Once we never considered "brain death" and so some people lingered on with no consciousness even though their hearts continued to pump.
We are in a different place today.
We need to think a little harder about all this, and keep the debate going. Not simply assume that dogmatic assertion is the answer

Tuesday, 7 November 2006

The day of days


What a day we will have of it today? Apart from the race that stops the nation.


We are also having the water summit to end all water summits, (which will need to be over in time to allow Premier Bracks to attend the race). I wonder what will get the most attention?
Consideration is also going on about the inevitable rise in interest rates, which is necessary to control our out of the box need to consume which is funded largely (and unrealistically) by expensive credit being freely available...a major cause of inflation. Those of us who complain about interest rate rises should realise that the ball lies firmly in our own court. If we were to control our credit spending then interest rates would not need to rise.
In the meantime the senate is discussing stem cell research, an important debate which appears to be progressing well. But does the general populace pay myuch attention .....certainly not between 2-3 they won't

Monday, 6 November 2006

Absolute rubbish

I heartily applaud the notion of recycling in this world where we waste so much stuff.
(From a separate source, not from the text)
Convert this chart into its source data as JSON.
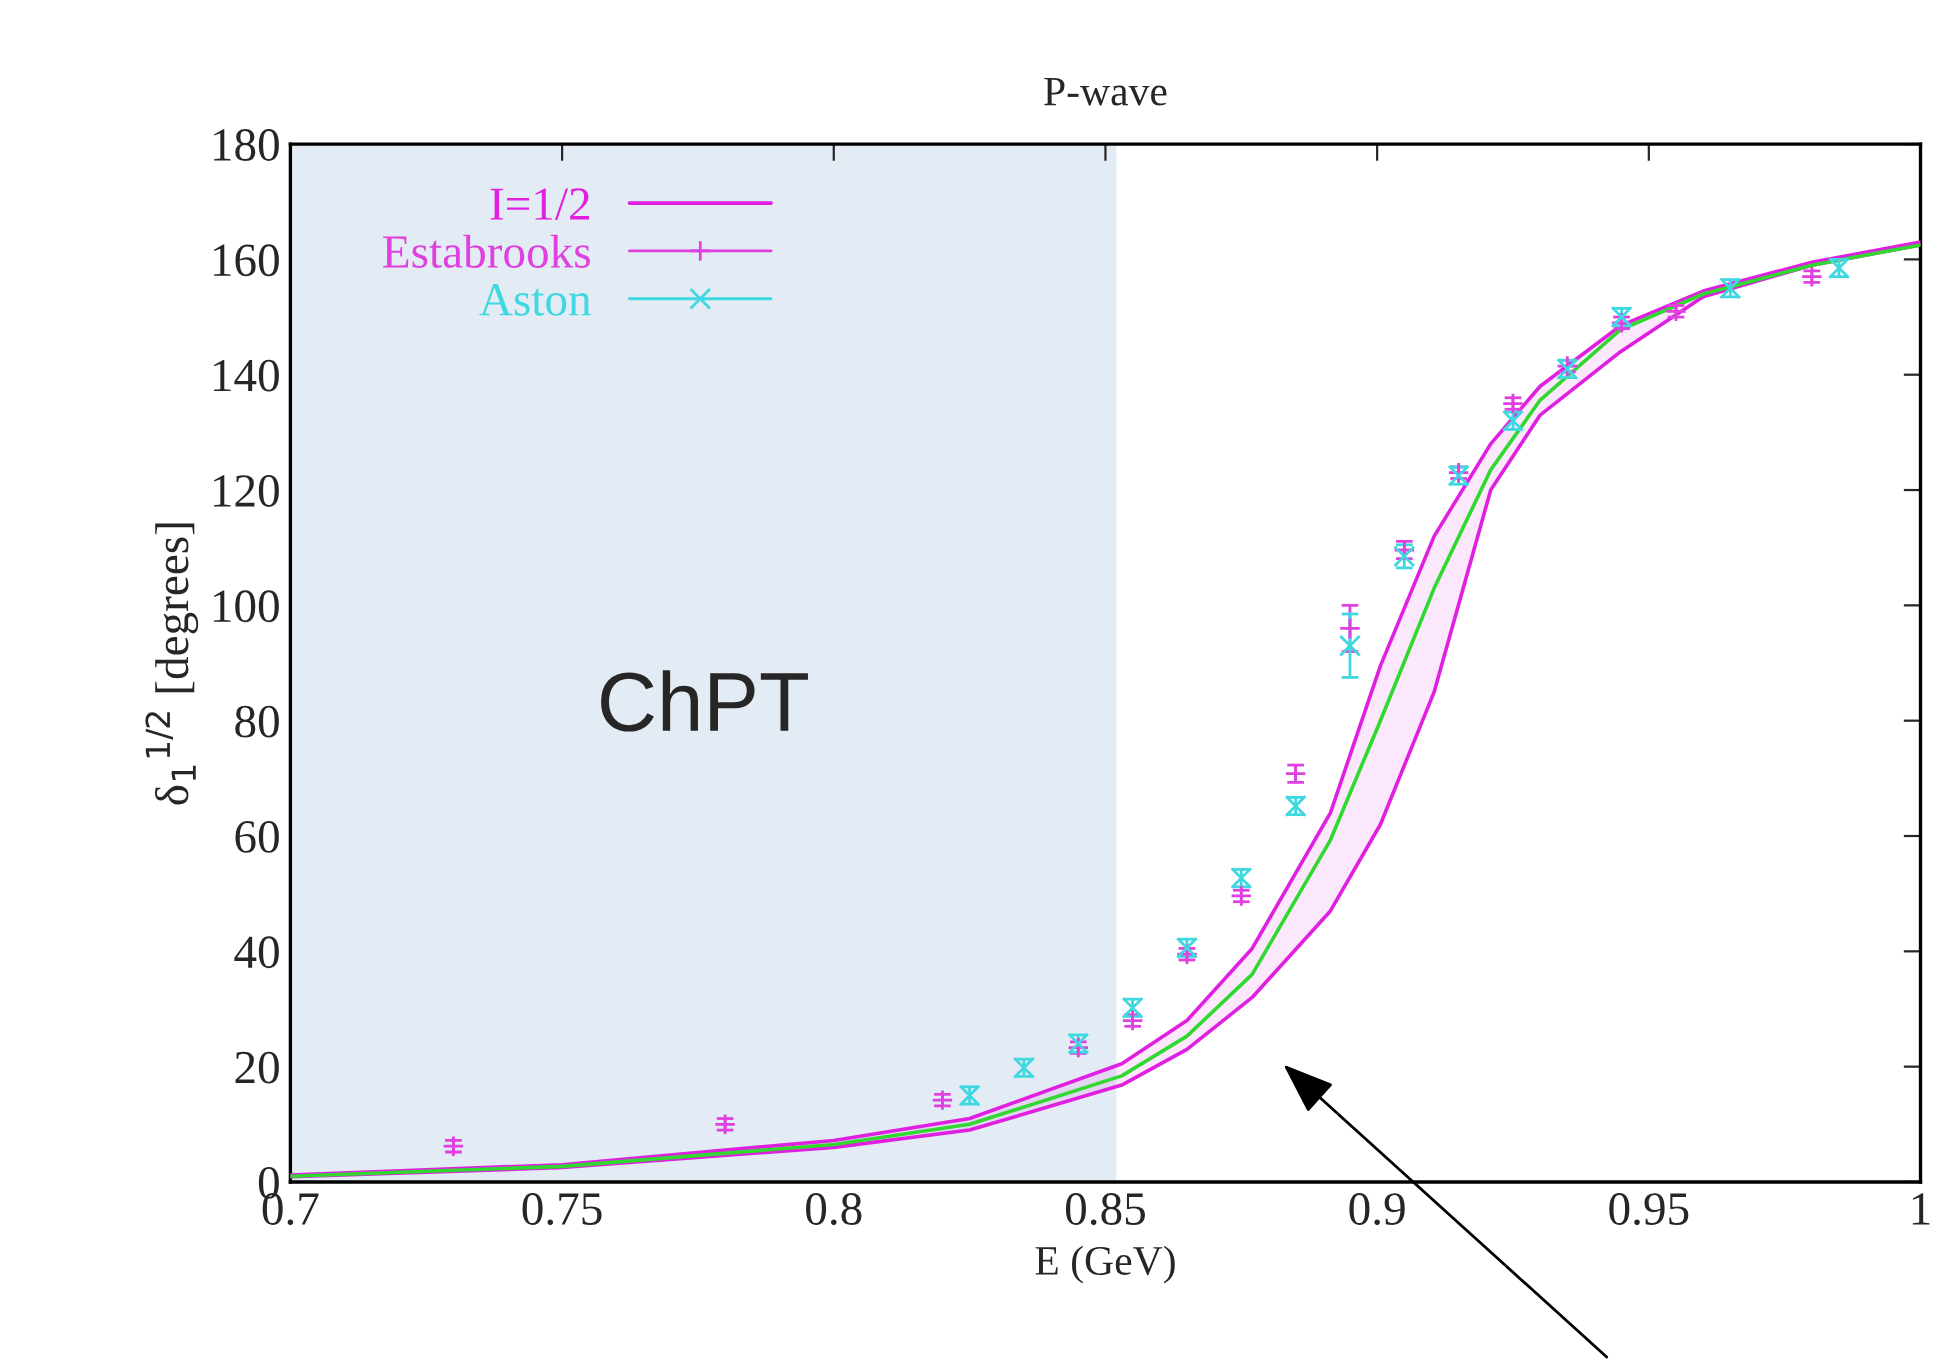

So it is that we find ourselves in the midst of "hard rubbish collection" atBlackwood.
This requires householders to dump their hard rubbish (stuff that can't be collected through the bin system) on the footpath and some time during the week some well meaning chaps come and pick it up.
This may cause amusement to overseas visitors who find it extraordinary that Australians just seem to dump overused couches, dead fridges, and now-defunct pieces of wood, metal and plastic in ever increasing piles along the side of the road. But it works well enough, and is an unsightly mess for only a few days.
A couple of interesting things to note. The stuff is well picked over by scavengers, good luck to them I say. They are the true recyclers, those who cull the rubbish and try to make a buck out of it.
Because the council operation is not really recycling at all. However we might like to appease our consciences this morning I noted that the collectors simply put everything in a compactor. A quite good wooden bedhead, a washign machine which could have been salvaged for parts. Umpteen dozen old fashioned computer monitors and the cheap little printers which have served us so well.
All crushed in together, into a thousand pieces. Presumably they will become amorphous land fill. The least effective mode of recycling.
I passed a compost bin being thrown out this morning, I must go back and see if it is still there. I can probably use it!!!!

Sunday, 5 November 2006

Religion and politics

Geraldine Doogue interviewed Kevin Rudd and Tony Abbott on ABC radio about what it means to be a Christian in politics. I am always interested to note that Christians seem to have a lot in common with each other even though they are politically disparate.
One interesting distinction which Rudd is clearly trying to make is the notion that he consider that Christianity is not essentially a private pursuit. He tries somewhat to caricature Abbott as suggesting that it is, but I don't know thta Abbott can be so easily pigeon holed. he has, after all, taken a great deal of flak for his position on a number of issues (abortion, stem cell research and so on) for which he has been accused of being a Catholic. Would that more of us were so accused!
In many senses Rudd's critique would seem to be too many religious people only allow their faith to inform them on narrow issues (like abortion and euthanasia) and he is making a stand which suggests that it needs to be wider than this, and to to flow out into matters like living and working conditions.
In our local council elections, one mayoral candidate has clearly identified himself as a Christian to local ministers. I find him affable enough but wonder quite what he wants us to do about it. I am happy for him to come to church (as he did) but my lips remain sealed with regard to any sense of endorsement. We shall see how he fares this week!

Friday, 3 November 2006

Climate change

The shrinking (North) Polar ice cap-1979 -2003

Interesting reflections emerge about the climate change debate. Although its become the "in topic", several more serious commentators are noting that in the last 5-10 years the actual science has become more sharply honed. Such a one was Alan Dupont on Margaret Throsby this a.m.
His keen observation is worth listening to.
Observing the political scene one could be forgiven for thinking that the sort of opportunistic vote-seeking politics that both our major parties go in for will not be a good mindset for actually dealing with the problem.
If I hear the idiocy of our PM saying we are not signing Kyoto because other people (chiefly the Yanks we should note) are not signing; and it makes no sense unless everyone signs it, then I swear I shall scream! Little J is such an opportuntist and ballot-box responsive that he will never do more than cobble together a policy which will win him what votes he can (see here).
This simply is not good enough, we will need leadership which will lead not just that which will push from behind, or follow the most popular line.
Where is Adolf when you need him?

Thursday, 2 November 2006

Rain, rain go away!

Driving back across the roundabout at 8.10 a.m. this morning the automatic sprinklers had turned on. I don't know what was worse.....sprinkler watering is supposed to stop at 8 a.m. or the fact that it had been raining!
Even more mind blowing is trying to work out whether the roundabout is odd or even numbered (since it is slap bang in the middle of the road)....and we are on an odd & evens water restriction regimen.
Any way, a very red-faced council worker was heading towards the perilous centre with wrench in hand. I haven't been back to check if he was successful.